В защиту глобального капитализма - [91]

Шрифт
Интервал

Конечно, расширение выбора в некоторых случаях приводит и к негативным результатам. Путешествуя в другую страну, вы хотите увидеть нечто новое, уникальное. Поэтому, когда вы приезжаете в Рим и обнаруживаете там голливудские фильмы, китайские рестораны, японских «покемонов» и шведские «вольво», вам недостает местного колорита. При этом многие вещи, которые считаются «визитной карточкой» Италии, — пицца, паста, эспрессо и т. д., — вам уже знакомы, потому что они есть и у вас в стране. А в Риме, к примеру, есть пиццерии, где посетителям предлагают «пиццу по-чикагски». Преимущества, которые мы обретаем за счет богатства выбора у себя дома, имеют оборотную сторону — в результате нам все труднее обнаружить в других странах что-то «исконное», по крайней мере, если речь идет о популярных туристских маршрутах. Проблема налицо, но она из разряда «у кого-то жемчуг мелкий». К одному пражанину иногда приезжают в гости друзья-чехи, которые давно обосновались за границей. Как-то раз они выразили недовольство тем, что в Праге появились закусочные сети McDonald's — по их мнению, это угрожает особому шарму древней чешской столицы. Услышав эти слова, пражанин возмутился. Мой город — не музей, сказал он им: вы бываете в Праге наездами, отдыхаете от фастфуда, а мы здесь живем, и нам нужен живой город, со всеми атрибутами комфорта, в том числе удобными и дешевыми закусочными, которыми на своей новой родине могут пользоваться его друзья-эмигранты. Лживой, реальный город — это не набор туристских достопримечательностей. Другие страны и их жители существуют не для того, чтобы обеспечивать нам возможность приятно провести отпуск в живописном «городе-музее». Они, как и мы, имеют право выбирать то, что им нравится[159].

Культура — не статичное явление, и чем больше возможностей открывается в этой области, тем быстрее она меняется. Когда человек читает в газете или видит по телевизору, как живут другие, воспринять другой образ жизни становится не так уж трудно. Однако, по сути, в представлении о том, что все культуры склонны к изменчивости, взаимному соприкосновению и проникновению, нет ничего нового.
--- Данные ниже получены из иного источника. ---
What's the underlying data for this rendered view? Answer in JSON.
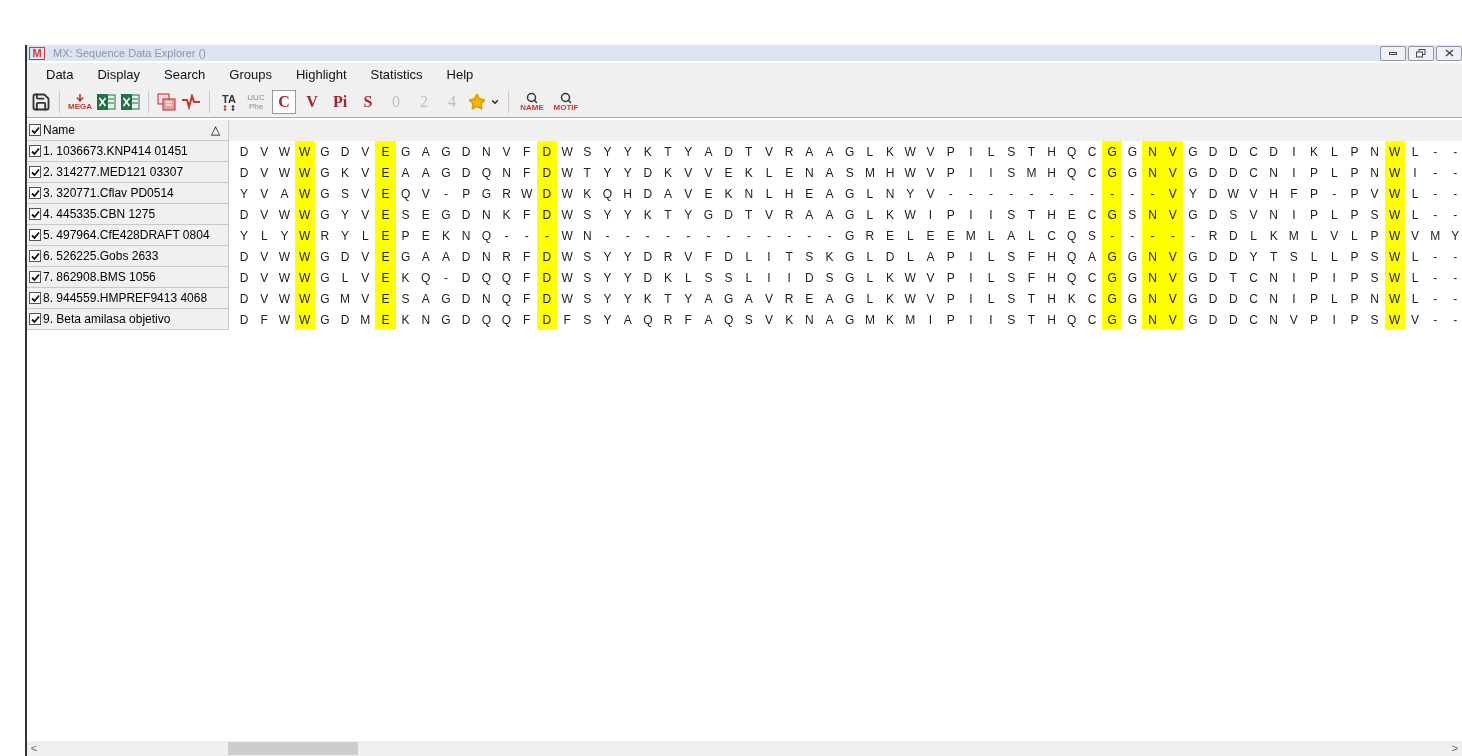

Культура означает развитие, а перемены и обновление — его неотъемлемые элементы. Если мы попытаемся «заморозить» какие-то культурные особенности, потому что они отражают нечто уникально американское, тайское, французское, шведское, бразильское или нигерийское, эти явления перестанут быть частью живой культуры. Они станут не элементом нашей жизни, а музейным экспонатом и фольклором. Я ничего не имею против музеев — там можно приятно и интересно провести время, но нельзя жить.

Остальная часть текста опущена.